Ask PG: One submission per day? - percept

Re: http://news.ycombinator.com/item?id=903841 (and similar discussions about signal-to-noise)<p>What if HN limited submissions to one per day?<p>Wouldn't this encourage more quality submissions and discourage the "hurl everything at the wall and see what sticks" approach?<p>One question would be a case where someone has a few good stories to submit. In that case (if they're really that good) I imagine one of two things happening:<p>- others submit them and have the opportunity to participate on the site (wouldn't broader participation be a good thing?)
- nobody submits them and they can be added the next day<p>The basic idea is that you have one shot per day, so make it a good one: helpful, interesting, meaningful, etc.
======
run4yourlives
The real issue though is that nickb stopped posting. That guy was pumping out
more "quality content" than the next 10 submitters combined.
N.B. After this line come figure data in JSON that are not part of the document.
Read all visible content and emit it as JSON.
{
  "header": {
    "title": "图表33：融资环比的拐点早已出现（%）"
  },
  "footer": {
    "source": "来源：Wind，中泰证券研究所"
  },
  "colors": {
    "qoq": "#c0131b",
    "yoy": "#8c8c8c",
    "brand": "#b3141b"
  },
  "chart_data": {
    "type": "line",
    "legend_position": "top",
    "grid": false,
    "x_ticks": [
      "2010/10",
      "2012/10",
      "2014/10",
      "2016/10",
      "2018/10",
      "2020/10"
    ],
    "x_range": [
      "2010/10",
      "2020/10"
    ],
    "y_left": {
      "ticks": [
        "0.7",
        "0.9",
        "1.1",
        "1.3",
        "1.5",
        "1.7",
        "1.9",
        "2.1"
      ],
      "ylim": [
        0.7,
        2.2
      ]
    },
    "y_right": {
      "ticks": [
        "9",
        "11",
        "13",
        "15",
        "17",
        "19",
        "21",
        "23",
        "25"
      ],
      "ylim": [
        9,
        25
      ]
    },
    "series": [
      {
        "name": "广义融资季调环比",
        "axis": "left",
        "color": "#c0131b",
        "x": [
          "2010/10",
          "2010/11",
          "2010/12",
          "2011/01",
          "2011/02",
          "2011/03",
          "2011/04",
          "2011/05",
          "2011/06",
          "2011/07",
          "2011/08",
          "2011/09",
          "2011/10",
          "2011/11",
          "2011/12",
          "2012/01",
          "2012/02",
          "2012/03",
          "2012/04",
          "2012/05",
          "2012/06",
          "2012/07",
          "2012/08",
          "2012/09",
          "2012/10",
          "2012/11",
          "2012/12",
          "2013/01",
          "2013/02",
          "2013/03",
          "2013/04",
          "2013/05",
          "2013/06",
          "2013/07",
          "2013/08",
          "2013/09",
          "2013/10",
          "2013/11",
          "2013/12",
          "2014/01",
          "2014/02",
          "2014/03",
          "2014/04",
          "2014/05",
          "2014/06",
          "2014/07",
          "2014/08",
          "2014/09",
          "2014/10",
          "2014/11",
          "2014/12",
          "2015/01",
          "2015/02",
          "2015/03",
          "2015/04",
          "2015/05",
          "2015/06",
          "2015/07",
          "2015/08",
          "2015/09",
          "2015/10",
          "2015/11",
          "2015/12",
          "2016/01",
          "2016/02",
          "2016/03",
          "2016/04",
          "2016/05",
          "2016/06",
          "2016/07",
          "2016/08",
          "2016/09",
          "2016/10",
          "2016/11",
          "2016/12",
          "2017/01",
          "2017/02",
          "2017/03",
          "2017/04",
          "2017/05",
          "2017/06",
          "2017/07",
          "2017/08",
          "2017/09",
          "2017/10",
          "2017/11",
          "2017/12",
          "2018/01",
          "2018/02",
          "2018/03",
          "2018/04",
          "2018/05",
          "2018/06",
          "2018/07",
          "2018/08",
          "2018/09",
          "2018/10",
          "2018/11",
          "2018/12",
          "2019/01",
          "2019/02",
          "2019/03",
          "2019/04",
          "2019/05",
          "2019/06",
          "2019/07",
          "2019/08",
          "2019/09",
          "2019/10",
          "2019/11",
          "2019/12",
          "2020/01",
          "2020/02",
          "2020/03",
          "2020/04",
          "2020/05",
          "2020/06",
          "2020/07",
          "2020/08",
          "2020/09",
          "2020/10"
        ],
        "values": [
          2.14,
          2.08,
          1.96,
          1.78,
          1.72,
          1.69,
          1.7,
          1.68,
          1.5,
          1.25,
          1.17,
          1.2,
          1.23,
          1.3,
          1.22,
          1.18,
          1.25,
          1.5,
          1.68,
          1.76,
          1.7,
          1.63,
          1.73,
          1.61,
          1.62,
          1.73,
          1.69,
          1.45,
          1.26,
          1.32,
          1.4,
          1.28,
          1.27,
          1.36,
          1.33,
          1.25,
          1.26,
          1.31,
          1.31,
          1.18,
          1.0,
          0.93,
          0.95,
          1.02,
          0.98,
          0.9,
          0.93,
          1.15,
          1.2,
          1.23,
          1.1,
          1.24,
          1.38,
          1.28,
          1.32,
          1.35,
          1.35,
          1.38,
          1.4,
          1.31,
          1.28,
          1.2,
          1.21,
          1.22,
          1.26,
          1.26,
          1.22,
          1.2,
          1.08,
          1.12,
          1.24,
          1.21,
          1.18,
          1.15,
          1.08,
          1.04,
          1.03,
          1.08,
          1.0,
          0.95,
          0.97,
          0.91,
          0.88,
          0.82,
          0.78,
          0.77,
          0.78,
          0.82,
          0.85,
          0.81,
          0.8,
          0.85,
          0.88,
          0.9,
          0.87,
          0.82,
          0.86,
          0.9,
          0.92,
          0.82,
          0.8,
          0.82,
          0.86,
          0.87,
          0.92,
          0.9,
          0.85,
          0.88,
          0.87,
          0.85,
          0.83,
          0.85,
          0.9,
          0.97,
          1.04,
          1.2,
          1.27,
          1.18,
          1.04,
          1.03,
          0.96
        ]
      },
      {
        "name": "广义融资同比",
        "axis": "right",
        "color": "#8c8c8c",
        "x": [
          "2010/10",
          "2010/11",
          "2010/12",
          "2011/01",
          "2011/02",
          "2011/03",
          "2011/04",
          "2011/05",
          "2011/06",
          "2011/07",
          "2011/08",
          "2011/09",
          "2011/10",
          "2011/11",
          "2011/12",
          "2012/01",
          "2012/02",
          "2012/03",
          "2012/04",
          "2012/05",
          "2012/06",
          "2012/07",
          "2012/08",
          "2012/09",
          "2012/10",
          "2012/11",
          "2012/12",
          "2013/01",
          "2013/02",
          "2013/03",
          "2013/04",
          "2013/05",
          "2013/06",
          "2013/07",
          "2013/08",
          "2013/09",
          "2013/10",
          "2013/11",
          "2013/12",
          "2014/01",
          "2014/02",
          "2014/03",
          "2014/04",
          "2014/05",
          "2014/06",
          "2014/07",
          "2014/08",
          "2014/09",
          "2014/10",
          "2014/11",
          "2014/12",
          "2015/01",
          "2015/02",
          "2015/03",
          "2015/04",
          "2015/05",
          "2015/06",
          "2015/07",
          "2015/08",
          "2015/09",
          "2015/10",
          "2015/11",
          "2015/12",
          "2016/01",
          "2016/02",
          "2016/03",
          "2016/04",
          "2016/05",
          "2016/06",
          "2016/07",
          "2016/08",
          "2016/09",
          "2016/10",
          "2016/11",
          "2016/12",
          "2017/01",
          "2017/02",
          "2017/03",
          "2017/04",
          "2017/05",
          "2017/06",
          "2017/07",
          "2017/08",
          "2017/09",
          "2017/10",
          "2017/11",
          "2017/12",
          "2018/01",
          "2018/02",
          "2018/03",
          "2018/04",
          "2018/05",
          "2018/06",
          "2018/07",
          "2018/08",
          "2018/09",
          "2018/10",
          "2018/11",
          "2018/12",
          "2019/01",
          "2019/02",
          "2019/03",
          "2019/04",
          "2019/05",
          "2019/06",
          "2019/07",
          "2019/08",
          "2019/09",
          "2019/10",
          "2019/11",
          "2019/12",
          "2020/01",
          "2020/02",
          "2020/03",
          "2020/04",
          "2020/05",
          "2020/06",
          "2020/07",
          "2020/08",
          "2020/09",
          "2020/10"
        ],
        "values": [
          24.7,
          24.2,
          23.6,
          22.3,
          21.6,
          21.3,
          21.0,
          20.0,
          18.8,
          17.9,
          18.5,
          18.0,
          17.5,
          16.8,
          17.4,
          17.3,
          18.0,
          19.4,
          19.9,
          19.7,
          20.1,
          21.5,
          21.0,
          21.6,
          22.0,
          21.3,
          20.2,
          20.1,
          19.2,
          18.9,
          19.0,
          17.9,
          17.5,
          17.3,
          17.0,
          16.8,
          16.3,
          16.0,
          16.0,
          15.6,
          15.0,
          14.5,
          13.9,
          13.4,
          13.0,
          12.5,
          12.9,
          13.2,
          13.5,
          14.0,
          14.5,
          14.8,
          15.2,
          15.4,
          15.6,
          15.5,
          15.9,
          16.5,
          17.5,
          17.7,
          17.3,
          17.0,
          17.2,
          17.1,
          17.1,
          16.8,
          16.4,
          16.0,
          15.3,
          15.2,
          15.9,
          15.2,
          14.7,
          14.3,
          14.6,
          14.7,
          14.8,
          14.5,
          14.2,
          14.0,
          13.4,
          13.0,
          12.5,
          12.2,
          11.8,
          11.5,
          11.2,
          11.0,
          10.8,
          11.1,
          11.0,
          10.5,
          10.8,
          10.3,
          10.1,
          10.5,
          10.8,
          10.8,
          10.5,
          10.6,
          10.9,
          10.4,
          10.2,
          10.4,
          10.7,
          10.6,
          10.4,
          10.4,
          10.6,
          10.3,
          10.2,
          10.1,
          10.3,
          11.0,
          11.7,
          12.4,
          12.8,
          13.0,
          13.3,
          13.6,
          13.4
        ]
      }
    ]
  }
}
I have no idea how to fix it, but that's your problem; even with a lot of
noise, nickb's posts kept the front page clean and interesting. (It still is,
just not to the same level as before)

Perhaps some sort of submission allotment per karma? 1 post default, extra
posts for every 1000 over karma? You could also factor in how the posts/person
performs...i.e. if your last post doesn't earn to enough points, it counts for
2 submissions, etc.

Conversely, you could make the first post use all your available post points,
and then as it performs and gets voted up, you earn them back. That way you
would post your better stuff first and leave the poorer stuff to the end, but
you still get a chance to submit it.

------
jasonlbaptiste
I understand the point here, but I think the quality would go down. I actively
want to share great articles on here. If I were limited to only 1 thing a day,
there are a lot of things that just would never end up here. You may be able
to say: "oh, but someone else will find it." For really obscure articles, this
probably isn't true.

Apply this to those under a certain Karma threshold and you _might_ be on to
something.

------
billswift
Bad idea. Some days I see several things I think are worth posting (most
apparently don't agree, only some get much karma), most days I don't see
anything that hasn't already been posted. Maybe have an initial karma hit when
you post something, say "pay" 5 points to post, if many people like it, you'll
get it back.